Elle existe presque partout. L'intelligence artificielle (IA) va-t-elle aussi s’imposer, voire dominer le monde de l'art ? Dans notre quotidien hyper connecté, elle prend désormais de plus en plus de place dans la création artistique.
Musique, peinture, écriture ou photo, on la trouve partout. Dernier exemple en date, un ordinateur a gagné un concours d’art, au Colorado. L’artiste humain a imaginé une toile. Il a donné à l’ordinateur quelques mots-clés. Et c’est l’algorithme qui a fait tout le travail. L’homme, lui, repart avec un prix de 300 dollars.
Depuis la polémique enfle. Cet été, une autre histoire est venue nourrir ce débat. Celle de la première intelligence artificielle star de la musique, FN Meka. Le rappeur virtuel a été viré par sa maison de disque.
Appropriation des codes
On lui reproche d’avoir des paroles et des actes racistes. Un groupe d’activistes américains, Industry Blackout, a lancé une campagne sur les réseaux sociaux. Pour eux, ces chansons sont une insulte directe à la communauté noire et à sa culture. Ils dénoncent un amalgame de stéréotypes grossiers.
La voix est humaine, mais les paroles et la musique ont été créées par une intelligence artificielle. L’IA a analysé des centaines de chansons à succès pour produire son œuvre. Avant d’être dénoncé, il faisait un carton sur TikTok avec 10 millions d’abonnés.
Cette arrivée de l’intelligence artificielle sur le devant de la scène culturelle n’est qu’un début. Elle reproduit des tableaux de maître à l’identique. Elle écrit des romans ou crée des photos. Il n'y a plus de limites. Les outils pour doper la créativité des artistes sont omniprésents.
Béquille pour rappeur
Les intelligences artificielles vont même sur un terrain purement humain. L’instinct d’improvisation. Un logiciel permet de faire des freestyles de rap. Cela fonctionne un peu comme la proposition de mots pour les SMS.
Ici l’intelligence artificielle doit reconnaître leur sonorité et leur sens pour proposer immédiatement une suite à votre histoire. Une suite qui rime. Au fur et à mesure, des mots arrivent sur l’écran... un peu comme un souffleur au théâtre. La start-up BrainRap fait actuellement le tour des studios américains.
Ces outils sont devenus des incontournables pour la création. La programmation devient un passage obligé pour les artistes en herbe. "Nous avons des cours de programmation depuis plusieurs années, et même des cours d’électronique", explique Alexis Georgacopoulos, directeur de l'École cantonale d'art de Lausanne.
"Ce n’est pas donné à tout le monde. Mais ces compétences sont nécessaires dans des domaines comme le design interactif ou les nouvelles technologies". Les projets se multiplient.
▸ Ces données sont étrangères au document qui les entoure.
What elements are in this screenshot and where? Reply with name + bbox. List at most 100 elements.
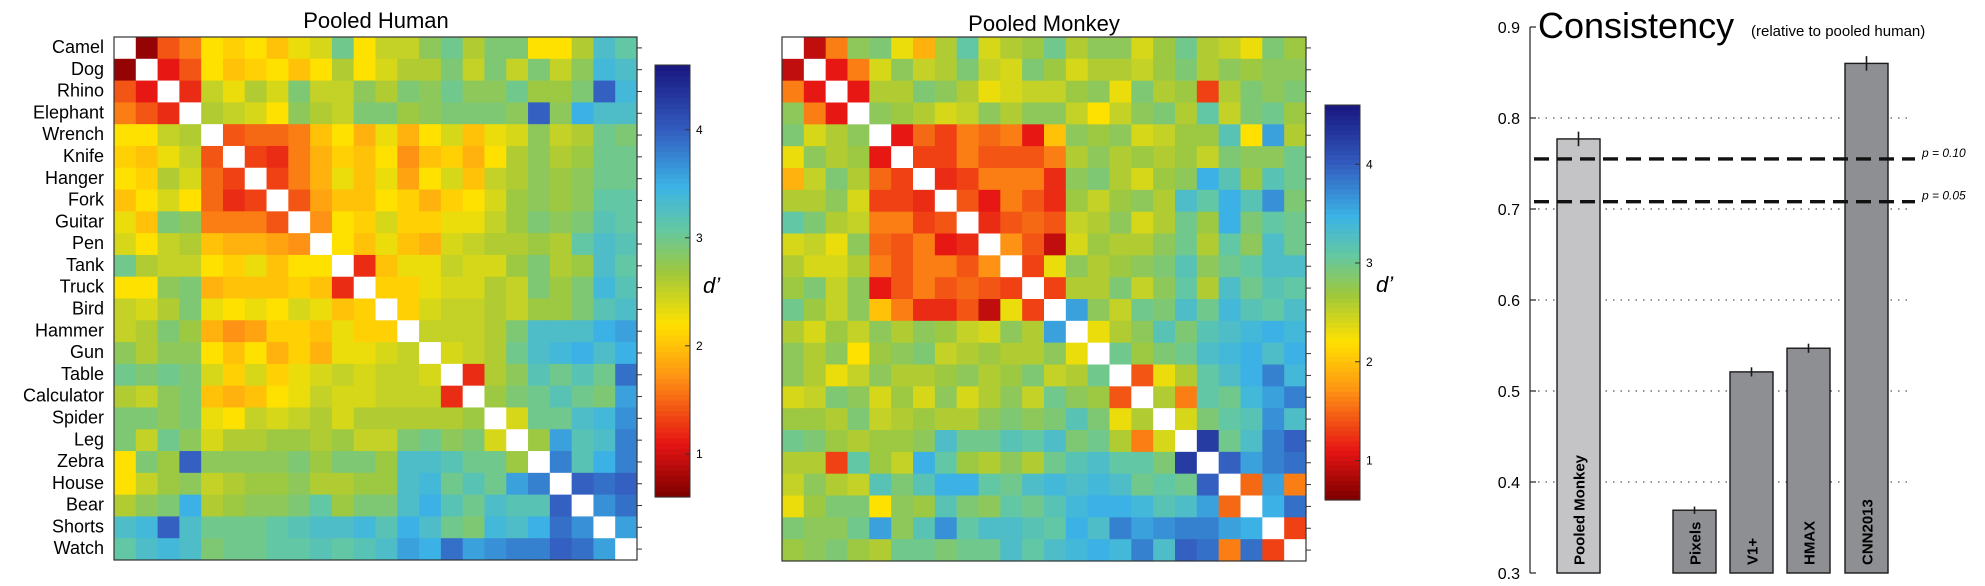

L'IA s'alimente du travail des autres
Une quantité quasi infinie de châteaux d’eau générés par ordinateur ou la création d’une typographie numérique chinoise de 90'000 entrées, les étudiants testent l’intelligence artificielle comme un outil au service de l’artiste. Un outil changeant, complexe, mais un outil.
Avec le recours systématique à l’intelligence artificielle comme soutien à la création, une certaine uniformisation des œuvres est possible. "Il y a un risque, mais un risque mesuré", estime Nicolas Nova, sociologue à la Haute École d'Art et de Design de Genève.
"Si tout le monde utilise le même outil et fait la même chose, cela va se ressentir. On entend déjà ces critiques dans la musique. L’utilisation abusive d’un outil comme le vocodeur pousse le public à écouter d’autres choses. Les artistes vont trouver de nouveaux moyens d’utiliser, de détourner, de transformer ces outils. C’est une constante dans l’histoire des pratiques artistiques".